La moitié des survivants d'une crise cardiaque abandonnent leurs médicaments vitaux dans les deux ans
Une étude majeure révèle que seulement 55 % des patients victimes d'une crise cardiaque respectent le traitement médicamenteux prescrit, ce qui augmente considérablement le risque de décès et de morbidité.
Résumé
Selon une importante étude suédoise portant sur plus de 26 000 patients, environ la moitié seulement des survivants d'une crise cardiaque prennent leurs médicaments prescrits de manière régulière. Ceux qui négligeaient leur traitement étaient exposés à des risques nettement plus élevés de décès et de futurs problèmes cardiaques. L'étude a suivi les patients pendant 12 mois après leur crise cardiaque, révélant qu'un revenu plus élevé et la pratique d'une activité physique étaient associés à une meilleure observance thérapeutique, tandis que la présence d'une fibrillation auriculaire la rendait moins probable. Les patients qui suivaient leur traitement présentaient un risque de décès inférieur de 29 % (pour certains types de crises cardiaques) et un risque de future maladie cardiaque réduit jusqu'à 31 %. Cette recherche met en lumière une lacune critique dans la prise en charge post-infarctus qui pourrait coûter des vies.
Résumé détaillé
Une étude suédoise pionnière révèle que la non-observance médicamenteuse après un infarctus du myocarde représente une occasion manquée considérable de prévenir des décès et de futurs événements cardiovasculaires. Ce constat est d'importance, car les médicaments de prévention secondaire figurent parmi les interventions les plus efficaces disponibles, et pourtant leur impact dans la pratique réelle dépend entièrement du fait que les patients les prennent effectivement de façon régulière.
Les chercheurs ont analysé 26 592 survivants d'un infarctus du myocarde issus du registre national suédois entre 2017 et 2020, en suivant leurs schémas de délivrance médicamenteuse pendant 12 mois à partir de deux mois après la sortie de l'hôpital. Ils ont défini l'observance comme le fait d'avoir obtenu au moins quatre délivrances d'ordonnance par classe médicamenteuse au cours de cette période, puis ont suivi les patients pour évaluer les événements ultérieurs.
Les résultats ont été frappants : seulement 56,6 % des patients atteints de STEMI et 53,0 % des patients atteints de NSTEMI ont maintenu leur observance. Un revenu plus élevé et l'activité physique étaient associés à une meilleure observance, tandis que la fibrillation auriculaire la réduisait. Plus important encore, les patients observants ont présenté des résultats nettement meilleurs — un risque de décès inférieur de 29 % chez les patients atteints de NSTEMI et un risque de future maladie cardiaque inférieur de 24 à 31 % dans les deux types d'infarctus.

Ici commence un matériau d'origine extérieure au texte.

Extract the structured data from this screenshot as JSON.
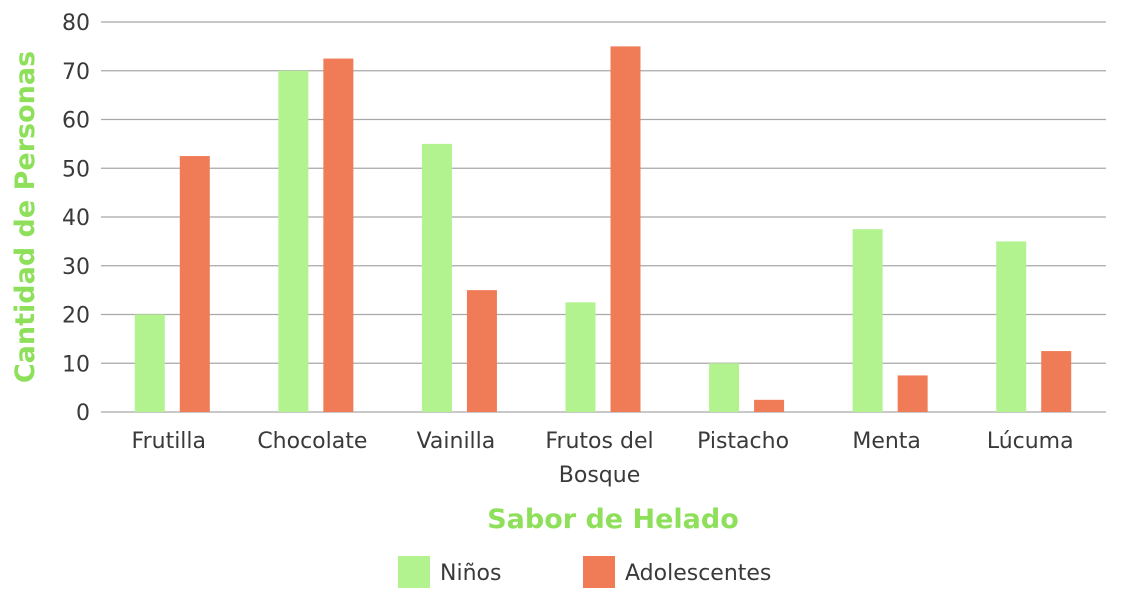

Dans une perspective d'optimisation de la longévité, cette étude souligne que les interventions médicales les plus sophistiquées ne servent à rien sans une mise en œuvre rigoureuse et constante. Les résultats suggèrent que lever les obstacles socioéconomiques et mettre en évidence le lien entre activité physique et observance médicamenteuse pourrait améliorer significativement les résultats. Cependant, l'étude était limitée aux patients suédois bénéficiant d'une couverture médicale universelle, et l'observance médicamenteuse était déduite des délivrances d'ordonnances plutôt que de la consommation réelle, ce qui risque de surestimer les taux d'observance véritables.
Principales conclusions
- Only 55% of heart attack survivors consistently filled their prescribed medications over 12 months
- Medication adherence reduced death risk by 29% in NSTEMI patients
- Adherent patients had 24-31% lower risk of future heart disease events
- Higher income and physical activity strongly predicted better medication adherence
- Atrial fibrillation was associated with worse medication adherence patterns
Méthodologie
Étude de cohorte nationale portant sur 26 592 patients suédois hospitalisés pour infarctus du myocarde entre 2017 et 2020. L'observance médicamenteuse a été suivie par le biais des délivrances d'ordonnances sur 12 mois à partir de 2 mois après la sortie d'hospitalisation, avec un suivi ultérieur des événements à l'aide de registres nationaux couplés.
Limites de l'étude
Étude limitée aux patients suédois bénéficiant d'une couverture santé universelle, ce qui pourrait limiter son applicabilité à l'échelle mondiale. L'observance médicamenteuse a été mesurée par le renouvellement des ordonnances plutôt que par la consommation réelle, ce qui pourrait surestimer les taux d'observance réels.